The run-down New Lodge Estate in Belfast is emblematic of years of underinvestment in social housing
At the endgame, he says, that would probably constitute “about half” of the NIHE’s stock – that’s roughly 43,000 homes.
The aim, explains Mr Bailie, is to protect good-quality, viable public assets and keep poorer-quality homes safe and habitable for as long as possible, until they would need to be vacated and sold off or demolished.
The ramifications of this would be huge and would raise tricky questions. How could this impact on fragile relationships between nationalist and unionist communities in Northern Ireland if one group felt it was being disadvantaged? Would rents stay the same for tenants no longer receiving planned maintenance works? What would be the impact on the region’s housing market?
Perhaps most concerning is the increase in homelessness as people’s homes are decommissioned – people who the NIHE would have to provide with temporary accommodation through its regional services.

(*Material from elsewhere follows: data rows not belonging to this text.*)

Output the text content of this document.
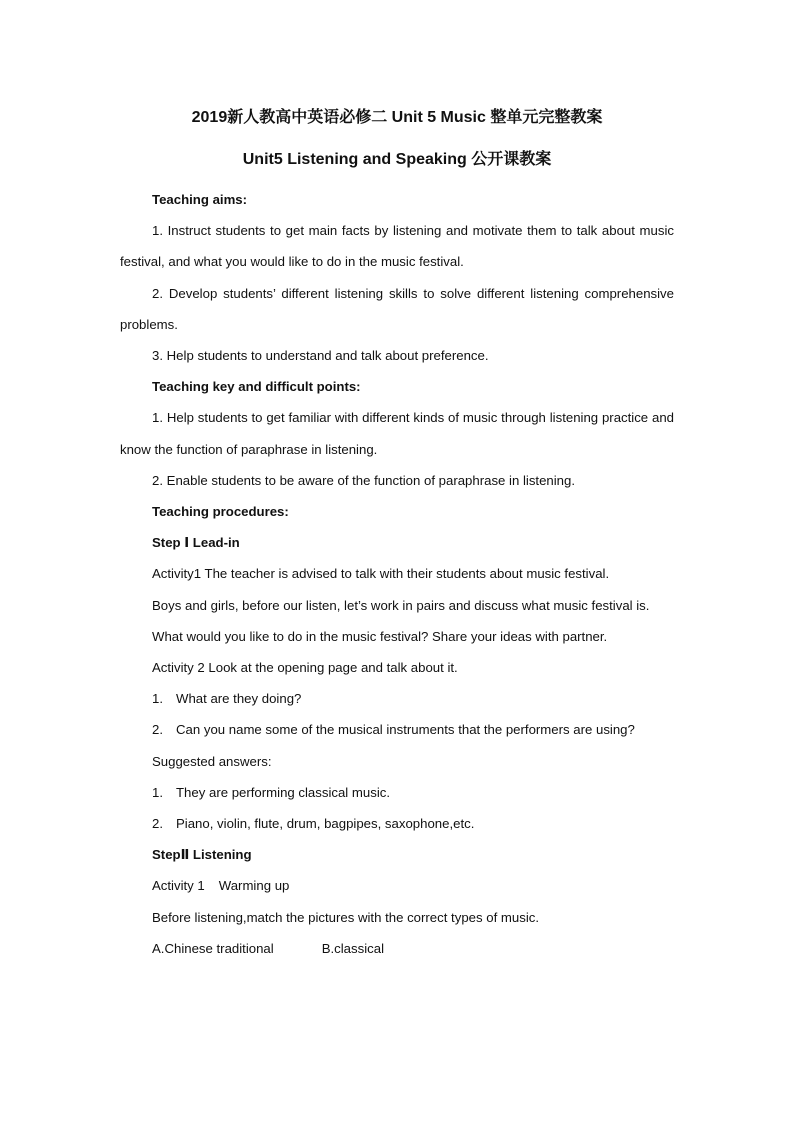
2019新人教高中英语必修二 Unit 5 Music 整单元完整教案
Unit5 Listening and Speaking 公开课教案

Teaching aims:

1. Instruct students to get main facts by listening and motivate them to talk about music festival, and what you would like to do in the music festival.

2. Develop students’ different listening skills to solve different listening comprehensive problems.

3. Help students to understand and talk about preference.

Teaching key and difficult points:

1. Help students to get familiar with different kinds of music through listening practice and know the function of paraphrase in listening.

2. Enable students to be aware of the function of paraphrase in listening.

Teaching procedures:

Step Ⅰ Lead-in

Activity1 The teacher is advised to talk with their students about music festival.

Boys and girls, before our listen, let’s work in pairs and discuss what music festival is.

What would you like to do in the music festival? Share your ideas with partner.

Activity 2 Look at the opening page and talk about it.

1. What are they doing?

2. Can you name some of the musical instruments that the performers are using?

Suggested answers:

1. They are performing classical music.

2. Piano, violin, flute, drum, bagpipes, saxophone,etc.

StepⅡ Listening

Activity 1 Warming up

Before listening,match the pictures with the correct types of music.

A.Chinese traditional	B.classical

Mr Bailie says it is “really difficult” to predict when this approach would need to come into play – but describes the possibility as a “significant risk”. Mr Price says that Mr O’Reilly’s letter was correct to suggest the NIHE will start planning and modelling for de-investment from the start of 2019/20.
But remember, this is partially a story about years of underinvestment in Northern Ireland’s social housing. Take a walk around the shabby New Lodge Estate in north Belfast and you could be forgiven for believing that the de-investment programme had already started here.
The run-down New Lodge Estate in Belfast is emblematic of years of underinvestment in social housing
To avoid this dire scenario, the possibility of future investment must come forward by 2020, according to the NIHE. That means Sinn Féin and the DUP overcoming their differences sufficiently to form a power-sharing government. But there has been little progress since talks broke down more than a year ago. Then the politicians must agree on a way forward.
In March 2016, the DUP’s Lord Morrow, as minister for social development, made the last ministerial statement about the NIHE’s stock to date.
“The housing challenge in the next mandate will be finding and agreeing a way of giving the Housing Executive the ability to borrow,” he declared. “If we fail to meet that challenge, the main function of future ministers with responsibility for housing will likely be to oversee the deterioration of the Housing Executive’s stock and the long-term decline of the organisation itself.”
For its part, Sinn Féin will be fiercely resistant to anything that could be seen as privatisation.
Even with broad consensus on the way forward per the Fresh Start agreement, sorting out exactly how to solve the NIHE’s problems will be quicker said than done. Despite repeated approaches from Inside Housing, neither party was able to make a spokesperson available to discuss the NIHE’s future.
If some of Mr Bailie’s language sounds a little flippant, it is likely borne out of experience working against this background. And as an organisation, the NIHE is very limited in its capacity to lobby.
In the meantime, the receptionist at Inside Housing’s hotel and tens of thousands like her across Northern Ireland remain unaware that their homes are at risk.
Taken as a whole, the recent history of the NIHE is a bleak tale of politics letting the public down.